The Wesleyan theater department is additionally producing two senior theses productions this year: “The Curious Incident of the Dog in the Nighttime” by Simon Stephens (directed by Lauren Stock ’21) and “The Braided Project” (an “Othello” adaptation written and directed by Isabel Algrant ’21).
“This project focuses on physical touch in public spaces and the ways in which it does or does not allow those with physical and/or neurological divergences to thrive in contemporary societies,” Stock said. “This work will also center on which bodies are included in urban and artistic spaces and how we can make theater and performance art that supports and includes people of all abilities on our stage, in our designs, and in our audience.”
“The Braided Project,” going up this upcoming spring semester, has virtual information and Q&A sessions throughout the semester, with auditions running from October 12-25.
“[The show] is an in-depth study into ‘Othello’ through the lens of inter-racial relationships and what it means to live in a multicultural society,”Algrant said.
Algrant chose to focus on the play Othello intentionally.
“My goal with this project is to create an inclusive theatrical environment for people from underrepresented groups in the theater community to work with complex texts,” Algrant said. “I have chosen to start with ‘Othello’ because it blatantly and necessarily addresses race and racism. Through a series of workshops, master classes, and open rehearsals and production meetings, ‘The Braided Project’ allows people to engage in the process, whether or not they are directly involved in the production.”
Additional theater department productions and Center for the Arts performances will be featured on the Center for the Arts website.
By Nathan Pugh, Arts & Culture Editor
Over the summer, the primary producer of University student productions, Second Stage, decided to suspend their upcoming fall season of shows.
“We know for many students this is hard to hear, but we feel as though suspending our season is the only way we can adequately work to address both our negligence, specifically towards BIPOC theater-makers, and the structures that give and maintain our power within the community,” staff members wrote in a letter on June 25. “This decision was further affirmed by all the potential risks we anticipate on campus in the Fall due to the global pandemic.”
This followed up an announcement on June 13, in which Second Stage staff members stated: “We pledge to uplift the voice and art of BIPOC Wesleyan students, to educate ourselves on the work that needs to be done to better this student-run organization, and how to learn and truly listen to how every single person, especially BIPOC, engages with us and why.”
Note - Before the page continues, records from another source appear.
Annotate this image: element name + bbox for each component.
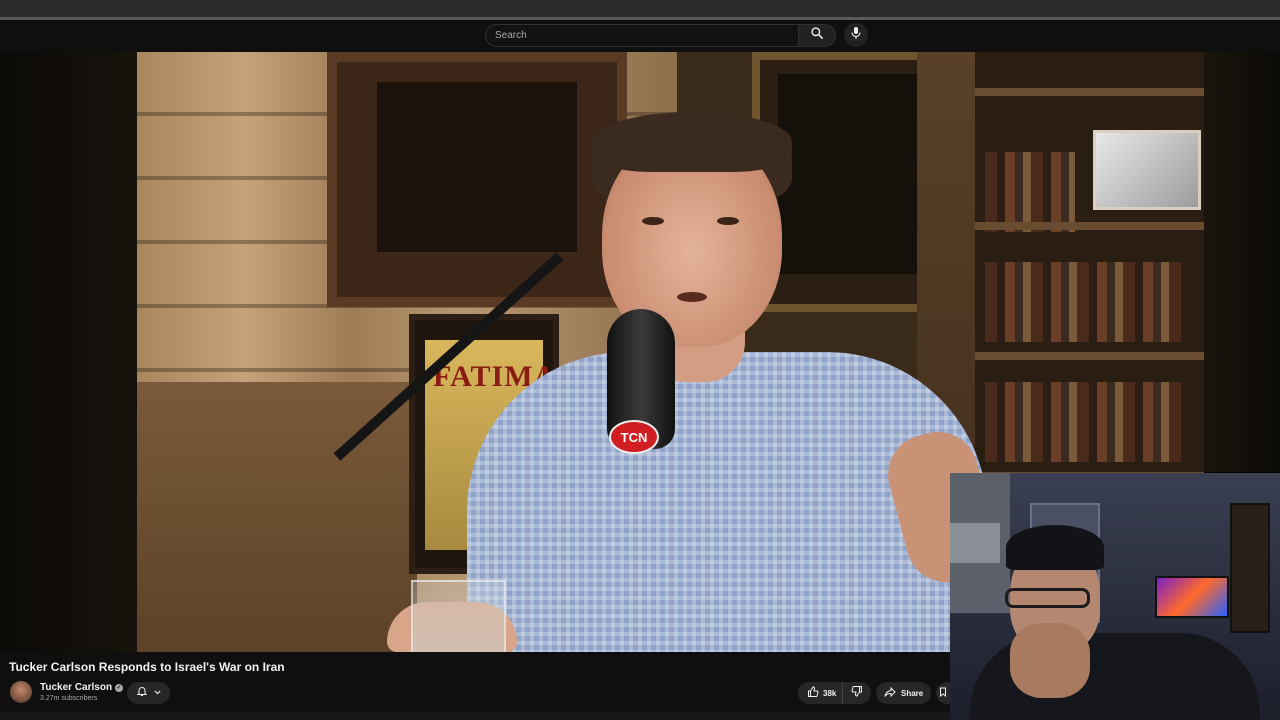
background-tv bbox=[1155, 576, 1229, 618]
video-info: Tucker Carlson Responds to Israel's War … bbox=[0, 652, 950, 720]
bell-icon bbox=[136, 684, 148, 702]
video-title: Tucker Carlson Responds to Israel's War … bbox=[9, 660, 285, 674]
save-icon bbox=[939, 684, 947, 702]
search-button[interactable] bbox=[798, 24, 836, 47]
channel-name[interactable]: Tucker Carlson bbox=[40, 682, 112, 693]
channel-avatar[interactable] bbox=[10, 681, 32, 703]
video-ambient-right bbox=[1204, 52, 1280, 472]
share-button[interactable]: Share bbox=[876, 682, 931, 704]
save-button[interactable] bbox=[936, 682, 950, 704]
browser-chrome bbox=[0, 0, 1280, 20]
thumbs-down-icon bbox=[851, 684, 863, 702]
chevron-down-icon bbox=[153, 684, 162, 702]
thumbs-up-icon bbox=[807, 686, 819, 700]
search-box[interactable] bbox=[485, 24, 798, 47]
channel-name-row[interactable]: Tucker Carlson ✓ bbox=[40, 682, 124, 693]
mic-logo: TCN bbox=[609, 420, 659, 454]
like-dislike-group: 38k bbox=[798, 682, 871, 704]
subscriber-count: 3.27m subscribers bbox=[40, 695, 98, 702]
verified-icon: ✓ bbox=[115, 683, 124, 692]
water-glass bbox=[411, 580, 506, 652]
notification-button[interactable] bbox=[127, 682, 170, 704]
like-button[interactable]: 38k bbox=[798, 682, 844, 704]
voice-search-button[interactable] bbox=[844, 23, 868, 47]
page-bottom-strip bbox=[0, 712, 950, 720]
share-icon bbox=[884, 686, 896, 700]
like-count: 38k bbox=[823, 688, 837, 698]
share-label: Share bbox=[901, 688, 924, 698]
video-ambient-left bbox=[0, 52, 137, 652]
search-input[interactable] bbox=[486, 25, 798, 46]
mic-icon bbox=[850, 26, 862, 45]
youtube-watch-page: FATIMA TCN bbox=[0, 0, 1280, 720]
webcam-overlay bbox=[950, 473, 1280, 720]
masthead bbox=[0, 20, 1280, 52]
framed-photo bbox=[1093, 130, 1201, 210]
search-icon bbox=[810, 26, 824, 45]
dislike-button[interactable] bbox=[843, 682, 871, 704]
host-figure bbox=[437, 112, 997, 652]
A diversity committee was also created with four staff members. When reached out to for comment, Second Stage Managing Liaison Abigail Crystal ’21 stated that Second Stage would participate in virtual club fairs this semester.
The Shades Theater Collective, a student organization that seeks to provide platforms, discussions, and productions specifically by and for students of color, is running this semester. They will be leading a virtual “Speed Dating” event to meet Shades board members on Friday, September 4, at 8 p.m., as well as an “Interest Meeting” on Thursday, September 10, at 4:30p.m.